Only…that’s not quite true. Take sleep, for instance. (You might as well; I certainly don’t.) In addition to all of the battery-recharging and physiological fortifying that happens while we’re sleeping, there are crazy brain things happening, too, quite a lot of them. There is a whole lot of something going on during that nothingness, just of a much quieter, less obvious nature. Because, well, you’re asleep.
In the same way, I’ve started to notice amazing changes both to my body and my outlook since I began practicing Nei Kung just five or so months ago. On the physical side, my posture has improved, my quads are turning into bands of steel and baby most definitely has back she hasn’t had since her 20s. I am in better shape than I’ve been since I was hitting the gym five days a week and paying a trainer to do it with me for three of them, yet all I do now is basically stand in my apartment holding various poses for a half-hour daily.1
The mental shifts are happening just as slowly, or maybe quickly, although they are even more subtle. That I’m even willing to contemplate mere contemplation, much less do it, is extraordinary. Things still bother me, sure, but neither as much, nor for as long. I am hardly what I’d call a non-selfish bundle of compassionate energy, but I move much more quickly from “me” thinking (taking offense, being hurt, etc) to “other” thinking (giving the benefit of the doubt, or just noticing the “me” that is always in the way). I feel the beginnings of what I can only guess is something like grounding. I’ve even slowed down to the point where I can handle a short, Chinese-style meditation that my teacher shared with me. And, surprise, surprise, that shit works. So well, I may even try it more often.2
“Off” is not really “off,” I’m discovering, but the flip side of “on.” There is never nothing; like the white tadpole in the yin-yang taijitu I keep on on my wall, it is an opposing force, quiet and yielding, but no less a force than the other. Not only is “on” not “better” (caution: Western patriarchial cultural bias at work!), in one way, it’s just there to make “off” be off. “On” does not exist without “off,” and vice versa.

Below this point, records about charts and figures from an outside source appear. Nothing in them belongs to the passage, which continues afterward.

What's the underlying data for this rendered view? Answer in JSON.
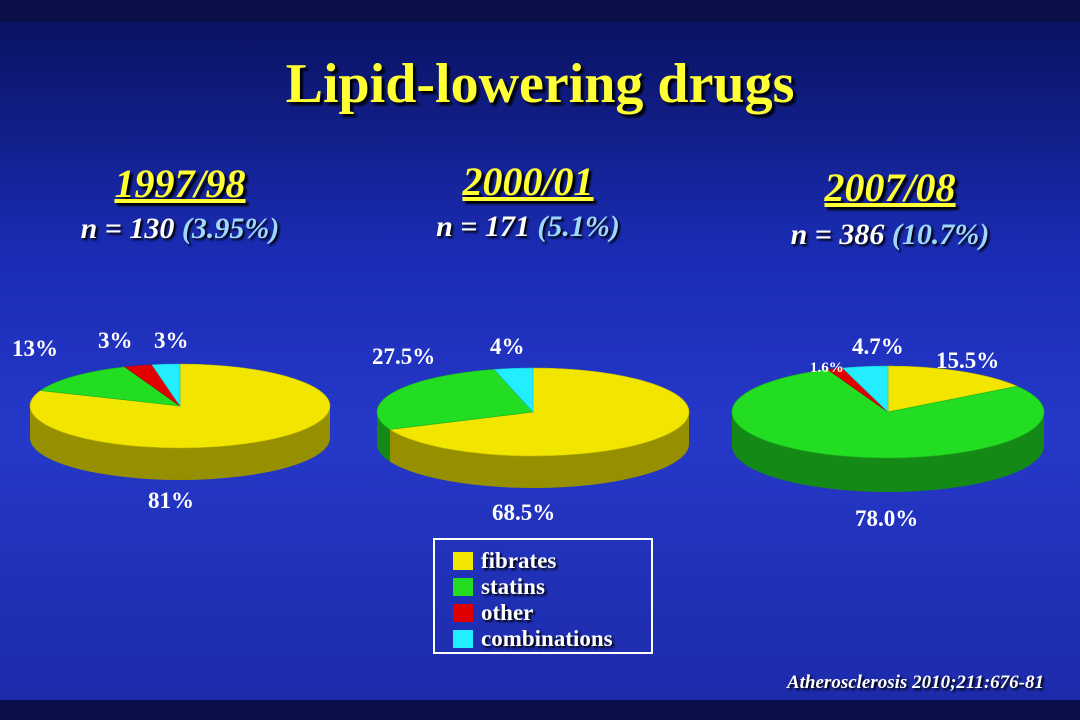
{
  "title": "Lipid-lowering drugs",
  "citation": "Atherosclerosis 2010;211:676-81",
  "colors": {
    "fibrates": "#f2e600",
    "statins": "#22dd22",
    "other": "#e00000",
    "combinations": "#22eeff"
  },
  "legend": [
    {
      "label": "fibrates",
      "color": "#f2e600"
    },
    {
      "label": "statins",
      "color": "#22dd22"
    },
    {
      "label": "other",
      "color": "#e00000"
    },
    {
      "label": "combinations",
      "color": "#22eeff"
    }
  ],
  "panels": [
    {
      "period": "1997/98",
      "n_text": "n = 130",
      "pct_text": "(3.95%)"
    },
    {
      "period": "2000/01",
      "n_text": "n = 171",
      "pct_text": "(5.1%)"
    },
    {
      "period": "2007/08",
      "n_text": "n = 386",
      "pct_text": "(10.7%)"
    }
  ],
  "chart_data": [
    {
      "type": "pie",
      "title": "1997/98",
      "categories": [
        "fibrates",
        "statins",
        "other",
        "combinations"
      ],
      "values": [
        81,
        13,
        3,
        3
      ],
      "labels": [
        "81%",
        "13%",
        "3%",
        "3%"
      ]
    },
    {
      "type": "pie",
      "title": "2000/01",
      "categories": [
        "fibrates",
        "statins",
        "other",
        "combinations"
      ],
      "values": [
        68.5,
        27.5,
        0,
        4
      ],
      "labels": [
        "68.5%",
        "27.5%",
        "",
        "4%"
      ]
    },
    {
      "type": "pie",
      "title": "2007/08",
      "categories": [
        "fibrates",
        "statins",
        "other",
        "combinations"
      ],
      "values": [
        15.5,
        78.0,
        1.6,
        4.7
      ],
      "labels": [
        "15.5%",
        "78.0%",
        "1.6%",
        "4.7%"
      ]
    }
  ]
}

These are all pretty obvious “discoveries.” (And I’ve already used far, far too many quotation marks to cordon things off in one essay.) But this is what is demanded of me if I will make the next discoveries to move myself to the next place, wherever the hell that may be. Because for those of you keeping score, yes, I’m finishing up Month #5 of Self-Imposed Hiatus on top of Year #2 (or #3, depending on how you count it) of figuring out what I want to do with my life. You think you’re frustrated? HA.

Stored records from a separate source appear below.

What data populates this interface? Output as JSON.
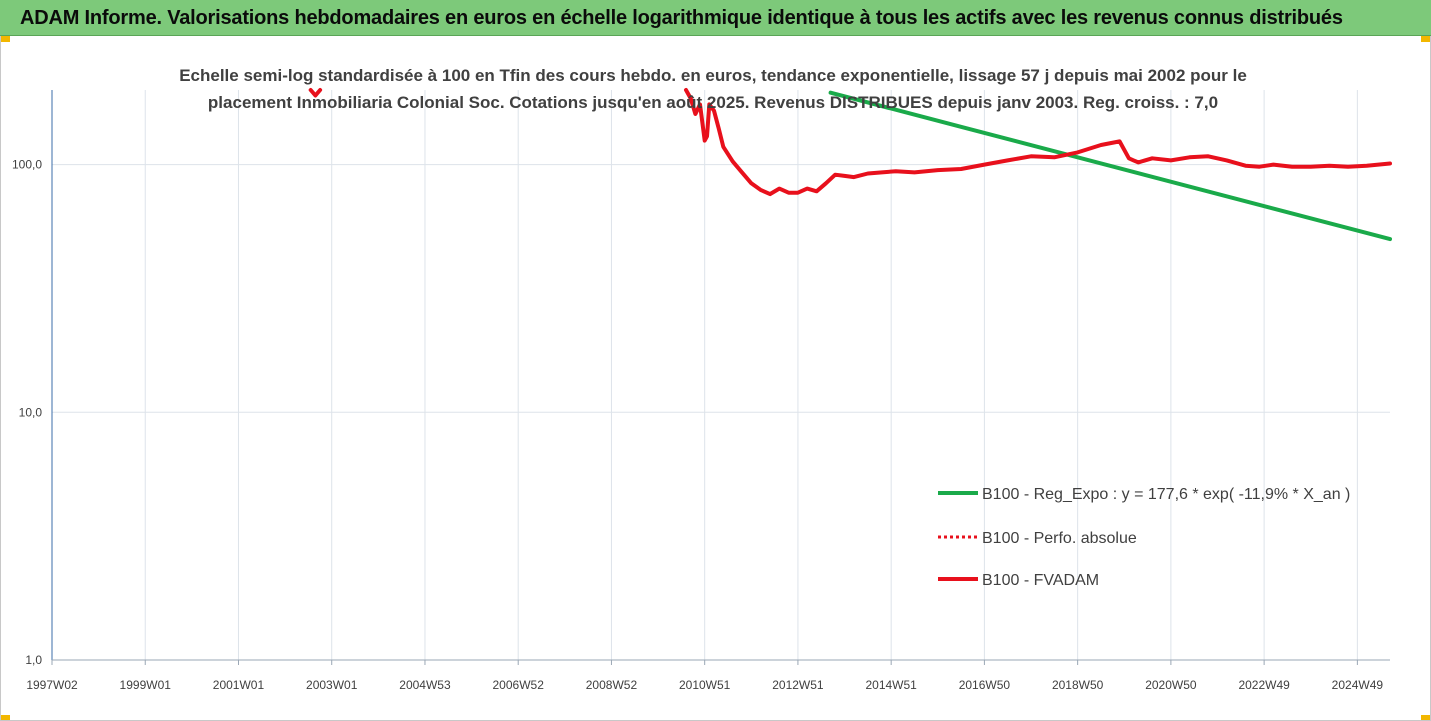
{
  "header": {
    "title": "ADAM Informe. Valorisations hebdomadaires en euros en échelle logarithmique identique à tous les actifs avec les revenus connus distribués"
  },
  "colors": {
    "banner": "#7dc97a",
    "trend": "#1aaa4a",
    "fvadam": "#e8101c",
    "perfo": "#e8101c",
    "grid": "#dde3ea"
  },
  "chart_data": {
    "type": "line",
    "title": "",
    "subtitle_lines": [
      "Echelle semi-log standardisée à 100 en Tfin des cours hebdo. en euros, tendance exponentielle, lissage 57 j depuis mai 2002 pour le",
      "placement Inmobiliaria Colonial Soc. Cotations jusqu'en août 2025. Revenus DISTRIBUES depuis janv 2003. Reg. croiss. : 7,0"
    ],
    "y_scale": "log",
    "ylim": [
      1,
      200
    ],
    "y_ticks": [
      {
        "value": 1,
        "label": "1,0"
      },
      {
        "value": 10,
        "label": "10,0"
      },
      {
        "value": 100,
        "label": "100,0"
      }
    ],
    "xlim": [
      1997.0,
      2025.7
    ],
    "x_ticks": [
      {
        "value": 1997.0,
        "label": "1997W02"
      },
      {
        "value": 1999.0,
        "label": "1999W01"
      },
      {
        "value": 2001.0,
        "label": "2001W01"
      },
      {
        "value": 2003.0,
        "label": "2003W01"
      },
      {
        "value": 2005.0,
        "label": "2004W53"
      },
      {
        "value": 2007.0,
        "label": "2006W52"
      },
      {
        "value": 2009.0,
        "label": "2008W52"
      },
      {
        "value": 2011.0,
        "label": "2010W51"
      },
      {
        "value": 2013.0,
        "label": "2012W51"
      },
      {
        "value": 2015.0,
        "label": "2014W51"
      },
      {
        "value": 2017.0,
        "label": "2016W50"
      },
      {
        "value": 2019.0,
        "label": "2018W50"
      },
      {
        "value": 2021.0,
        "label": "2020W50"
      },
      {
        "value": 2023.0,
        "label": "2022W49"
      },
      {
        "value": 2025.0,
        "label": "2024W49"
      }
    ],
    "legend_position": "bottom-right",
    "series": [
      {
        "name": "B100 - Reg_Expo : y = 177,6 * exp( -11,9% *  X_an )",
        "style": "solid-thick",
        "color": "#1aaa4a",
        "x": [
          2013.7,
          2025.7
        ],
        "y": [
          195,
          50
        ]
      },
      {
        "name": "B100 - Perfo. absolue",
        "style": "dotted",
        "color": "#e8101c",
        "x": [
          2002.55,
          2002.65,
          2002.75
        ],
        "y": [
          200,
          190,
          200
        ]
      },
      {
        "name": "B100 - FVADAM",
        "style": "solid-thick",
        "color": "#e8101c",
        "x": [
          2010.6,
          2010.7,
          2010.8,
          2010.9,
          2011.0,
          2011.05,
          2011.1,
          2011.2,
          2011.3,
          2011.4,
          2011.6,
          2011.8,
          2012.0,
          2012.2,
          2012.4,
          2012.6,
          2012.8,
          2013.0,
          2013.2,
          2013.4,
          2013.6,
          2013.8,
          2014.0,
          2014.2,
          2014.5,
          2014.8,
          2015.1,
          2015.5,
          2016.0,
          2016.5,
          2017.0,
          2017.5,
          2018.0,
          2018.5,
          2019.0,
          2019.5,
          2019.9,
          2020.1,
          2020.2,
          2020.3,
          2020.6,
          2021.0,
          2021.4,
          2021.8,
          2022.2,
          2022.6,
          2022.9,
          2023.2,
          2023.6,
          2024.0,
          2024.4,
          2024.8,
          2025.2,
          2025.7
        ],
        "y": [
          200,
          185,
          160,
          175,
          125,
          130,
          175,
          165,
          140,
          118,
          103,
          93,
          84,
          79,
          76,
          80,
          77,
          77,
          80,
          78,
          84,
          91,
          90,
          89,
          92,
          93,
          94,
          93,
          95,
          96,
          100,
          104,
          108,
          107,
          112,
          120,
          124,
          106,
          104,
          102,
          106,
          104,
          107,
          108,
          104,
          99,
          98,
          100,
          98,
          98,
          99,
          98,
          99,
          101
        ]
      }
    ]
  }
}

This year, I am learning about “off.” This past weekend, I took two full days of “off.” I haven’t done that since April of 2009, if you count a cross-country road trip while you’re nursing an incipient Crohn’s flare “off” (which I did, because I am batshit-crazy), and who-knows-how-long before then. But this weekend, at around 7pm, I just switched my setting to “off”: drove up to Ojai, hung out with my friend, Jodi, and her dog, and all of their friends, and did exactly nothing.3
Like all things, this takes practice. One can make it a practice, which I intend to: one day per week, in the “off” position. Will I succeed every week? Doubtful. Possible. Who knows?
But “off,” I am on…
1I even get to watch streaming Netflix while I do it. People are blown away when I tell them this, as most Westerners’ chief exposure to the non-fighting martial arts is via the moronic b.s. montage ads for prescription medications featuring groups of people in floaty clothes doing graceful tai chi moves as a unit. Which is fine, if that floats yer boat, but entirely unnecessary. Nei Kung is the original “and you can do it all in just 30 minutes a day, while watching television!” exercise. The Chinese are an eminently practical people.
2Lest I inaccurately paint the picture of myself as an even somewhat enlightened being, know that there was a ridiculously obsessive and angry-making episode involving a kitchen faucet last week. That lasted two days. And is still not resolved.
3Of course, I was doing something all the time. Just a different something, and not particularly startling or noble: we ate quite a bit, and drank, caffeine and alcohol, and even nerded out with buddy computer tutorials. But I read almost a whole book, which I can’t wait to tell you about, and dawdled and talked and generally had a grand old time.